On 4 September, forward Alex Riche scored his first career KHL goal after two seasons with Red Star where he only managed to play 4 games due to injury. His goal would complete an inspiring comeback against one of the league's top teams, Ak Bar Kazan, before Luke Lockhart broke the tie with less than ten minutes in regulation to secure the victory for Kunlun Red Star. On 2 October, forward Hu Yang became the second ever Chinese born player to score a goal in the KHL. He would beat Dynamo Moscow netminder Alexander Yeryomenko just 2:40 minutes into the game.
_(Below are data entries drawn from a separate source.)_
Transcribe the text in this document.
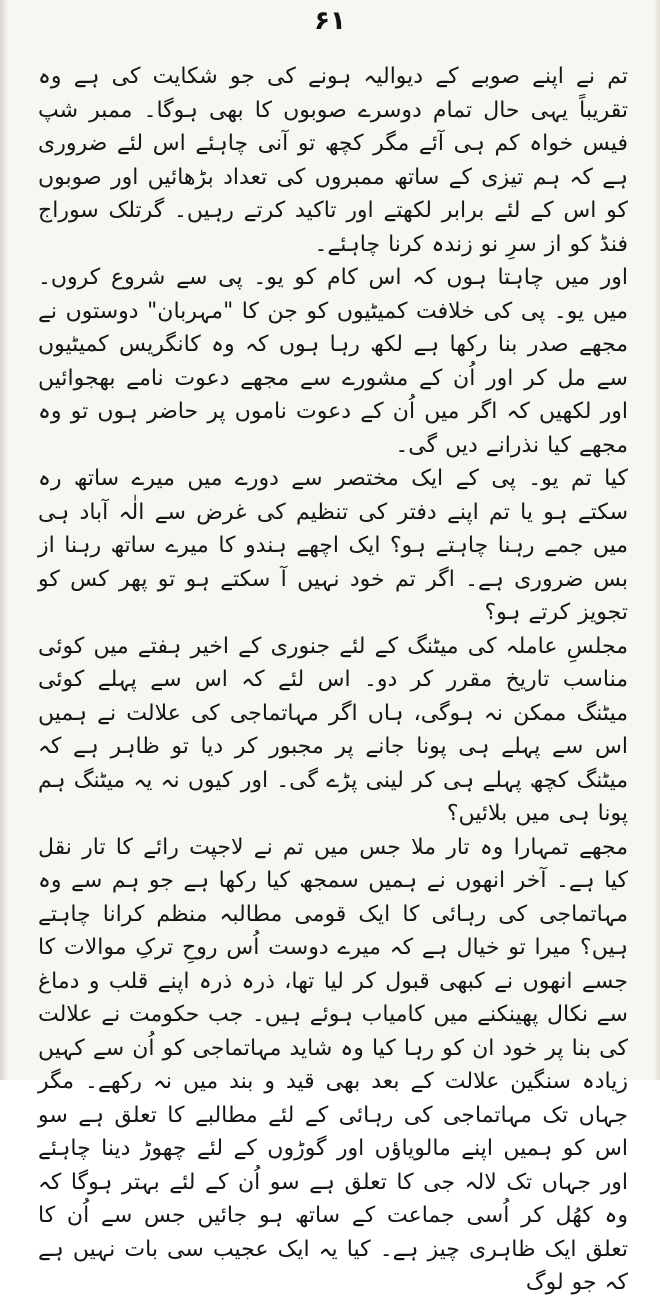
۶۱

تم نے اپنے صوبے کے دیوالیہ ہونے کی جو شکایت کی ہے وہ تقریباً یہی حال تمام دوسرے صوبوں کا بھی ہوگا۔ ممبر شپ فیس خواہ کم ہی آئے مگر کچھ تو آنی چاہئے اس لئے ضروری ہے کہ ہم تیزی کے ساتھ ممبروں کی تعداد بڑھائیں اور صوبوں کو اس کے لئے برابر لکھتے اور تاکید کرتے رہیں۔ گرتلک سوراج فنڈ کو از سرِ نو زندہ کرنا چاہئے۔

اور میں چاہتا ہوں کہ اس کام کو یو۔ پی سے شروع کروں۔ میں یو۔ پی کی خلافت کمیٹیوں کو جن کا "مہربان" دوستوں نے مجھے صدر بنا رکھا ہے لکھ رہا ہوں کہ وہ کانگریس کمیٹیوں سے مل کر اور اُن کے مشورے سے مجھے دعوت نامے بھجوائیں اور لکھیں کہ اگر میں اُن کے دعوت ناموں پر حاضر ہوں تو وہ مجھے کیا نذرانے دیں گی۔

کیا تم یو۔ پی کے ایک مختصر سے دورے میں میرے ساتھ رہ سکتے ہو یا تم اپنے دفتر کی تنظیم کی غرض سے الٰہ آباد ہی میں جمے رہنا چاہتے ہو؟ ایک اچھے ہندو کا میرے ساتھ رہنا از بس ضروری ہے۔ اگر تم خود نہیں آ سکتے ہو تو پھر کس کو تجویز کرتے ہو؟

مجلسِ عاملہ کی میٹنگ کے لئے جنوری کے اخیر ہفتے میں کوئی مناسب تاریخ مقرر کر دو۔ اس لئے کہ اس سے پہلے کوئی میٹنگ ممکن نہ ہوگی، ہاں اگر مہاتماجی کی علالت نے ہمیں اس سے پہلے ہی پونا جانے پر مجبور کر دیا تو ظاہر ہے کہ میٹنگ کچھ پہلے ہی کر لینی پڑے گی۔ اور کیوں نہ یہ میٹنگ ہم پونا ہی میں بلائیں؟

مجھے تمہارا وہ تار ملا جس میں تم نے لاجپت رائے کا تار نقل کیا ہے۔ آخر انھوں نے ہمیں سمجھ کیا رکھا ہے جو ہم سے وہ مہاتماجی کی رہائی کا ایک قومی مطالبہ منظم کرانا چاہتے ہیں؟ میرا تو خیال ہے کہ میرے دوست اُس روحِ ترکِ موالات کا جسے انھوں نے کبھی قبول کر لیا تھا، ذرہ ذرہ اپنے قلب و دماغ سے نکال پھینکنے میں کامیاب ہوئے ہیں۔ جب حکومت نے علالت کی بنا پر خود ان کو رہا کیا وہ شاید مہاتماجی کو اُن سے کہیں زیادہ سنگین علالت کے بعد بھی قید و بند میں نہ رکھے۔ مگر جہاں تک مہاتماجی کی رہائی کے لئے مطالبے کا تعلق ہے سو اس کو ہمیں اپنے مالویاؤں اور گوڑوں کے لئے چھوڑ دینا چاہئے اور جہاں تک لالہ جی کا تعلق ہے سو اُن کے لئے بہتر ہوگا کہ وہ کھُل کر اُسی جماعت کے ساتھ ہو جائیں جس سے اُن کا تعلق ایک ظاہری چیز ہے۔ کیا یہ ایک عجیب سی بات نہیں ہے کہ جو لوگ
The club's poor performance in the 2021–22 season raised the ire of the IIHF ahead of the 2022 Winter Olympics in Beijing. But the federation ultimately decided to honor their 2018 decision to allow the host nation's team to compete. As the Olympic Games approached, Kunlun cut players from the roster who wouldn't make the roster of the national team. One of the cuts, Russian goaltender Alexander Lazushin, had played for Kunlun sporadically since the 2018–19 season and was unable to secure Chinese citizenship because of the breaks in residency. Kunlun Red Star would head into the Olympic break on a 14-game losing streak, but the KHL never resumed play after the winter games, causing the team to miss the post season for the fifth straight year. Kunlun finished dead last in the 24 team league with a franchise low in attendance with 409 average nightly spectators.
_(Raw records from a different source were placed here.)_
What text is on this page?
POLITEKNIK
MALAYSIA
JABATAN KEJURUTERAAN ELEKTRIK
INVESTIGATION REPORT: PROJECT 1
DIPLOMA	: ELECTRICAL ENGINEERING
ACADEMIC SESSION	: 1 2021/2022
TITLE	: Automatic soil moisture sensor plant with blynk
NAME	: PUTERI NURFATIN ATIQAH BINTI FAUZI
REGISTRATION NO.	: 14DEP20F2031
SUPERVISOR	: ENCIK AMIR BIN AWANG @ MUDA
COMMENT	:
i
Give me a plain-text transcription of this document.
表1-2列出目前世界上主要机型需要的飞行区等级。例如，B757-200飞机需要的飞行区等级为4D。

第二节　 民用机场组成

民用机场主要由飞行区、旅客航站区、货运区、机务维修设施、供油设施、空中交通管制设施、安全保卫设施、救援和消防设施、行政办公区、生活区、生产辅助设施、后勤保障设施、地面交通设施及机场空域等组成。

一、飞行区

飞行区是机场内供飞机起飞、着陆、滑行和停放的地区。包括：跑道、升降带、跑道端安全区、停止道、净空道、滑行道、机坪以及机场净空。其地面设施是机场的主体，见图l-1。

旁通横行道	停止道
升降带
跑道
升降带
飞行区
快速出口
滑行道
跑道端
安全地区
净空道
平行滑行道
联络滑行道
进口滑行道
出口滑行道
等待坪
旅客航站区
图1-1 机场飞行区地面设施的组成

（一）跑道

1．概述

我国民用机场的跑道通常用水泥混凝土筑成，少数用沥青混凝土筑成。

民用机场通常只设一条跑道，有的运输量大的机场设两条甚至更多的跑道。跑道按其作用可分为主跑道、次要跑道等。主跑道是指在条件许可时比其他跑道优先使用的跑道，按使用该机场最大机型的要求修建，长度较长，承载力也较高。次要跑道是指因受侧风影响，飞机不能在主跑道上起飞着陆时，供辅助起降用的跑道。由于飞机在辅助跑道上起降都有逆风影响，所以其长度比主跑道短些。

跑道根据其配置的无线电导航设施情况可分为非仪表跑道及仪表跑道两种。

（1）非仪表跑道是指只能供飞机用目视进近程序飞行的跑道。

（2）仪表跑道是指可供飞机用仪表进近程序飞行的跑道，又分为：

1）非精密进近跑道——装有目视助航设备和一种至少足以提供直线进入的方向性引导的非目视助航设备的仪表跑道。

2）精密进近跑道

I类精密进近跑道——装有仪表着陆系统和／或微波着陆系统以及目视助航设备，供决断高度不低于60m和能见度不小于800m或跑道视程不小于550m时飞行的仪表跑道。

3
In July of 2023, the club announced the replacement of the head coach, replacing Zanatta with Greg Ireland.

==Season-by-season record==

Note: GP = Games played, W = Wins, OTW = Overtime/shootout wins, OTL = Overtime/shootout losses, L = Losses, Pts = Points, GF = Goals for, GA = Goals against

| Season | GP | W | OTW | OTL | L | Pts | GF | GA | Finish | Top scorer | Playoffs |
|---|---|---|---|---|---|---|---|---|---|---|---|
| 2016–17 | 60 | 24 | 4 | 3 | 29 | 83 | 139 | 144 | 5th, Chernyshev | Chad Rau (40 points: 20 G, 20 A; 60 GP) | Lost in Conference Quarterfinals, 1–4 (Metallurg Magnitogorsk) |
| 2017–18 | 56 | 15 | 4 | 8 | 29 | 61 | 103 | 146 | 7th, Chernyshev | Gilbert Brulé (35 points: 17 G, 18 A; 47 GP) | Did not qualify |
| 2018–19 | 62 | 19 | 1 | 11 | 31 | 51 | 142 | 190 | 5th, Chernyshev | Brandon Yip (36 points: 21 G, 15 A; 62 GP) | Did not qualify |
| 2019–20 | 62 | 20 | 6 | 8 | 28 | 60 | 139 | 158 | 5th, Chernyshev | Brandon Yip (31 points: 15 G, 16 A; 50 GP) | Did not qualify |
| 2020–21 | 60 | 11 | 2 | 8 | 39 | 34 | 139 | 213 | 6th, Chernyshev | Ethan Werek (32 points: 15 G, 17 A; 53 GP) | Did not qualify |
| 2021–22 | 48 | 7 | 2 | 7 | 32 | 25 | 101 | 198 | 6th, Kharlamov | Spencer Foo (33 points: 14 G, 19 A; 48 GP) | Did not qualify |
| 2022–23 | 68 | 15 | 6 | 7 | 40 | 49 | 152 | 226 | 6th, Tarasov | Brandon Yip (42 points: 21 G, 21 A; 59 GP) | Did not qualify |
| 2023–24 | 68 | 15 | 10 | 6 | 37 | 56 | 159 | 222 | 6th, Tarasov | Devin Brosseau (35 points: 23 G, 12 A; 67 GP) | Did not qualify |
| 2024–25 | 68 | 19 | 9 | 6 | 34 | 62 | 171 | 235 | 6th, Tarasov | Tyler Graovac (36 points: 15 G, 21 A; 67 GP) | Did not qualify |

==See also==
- KRS Vanke Rays – Women's team operated by Kunlun Red Star in the Women's Hockey League (ZhHL). The Kunlun Red Star name is still used for the team that competes in women's international play.
- KRS-BSU – an affiliate club playing in the Supreme Hockey League (VHL).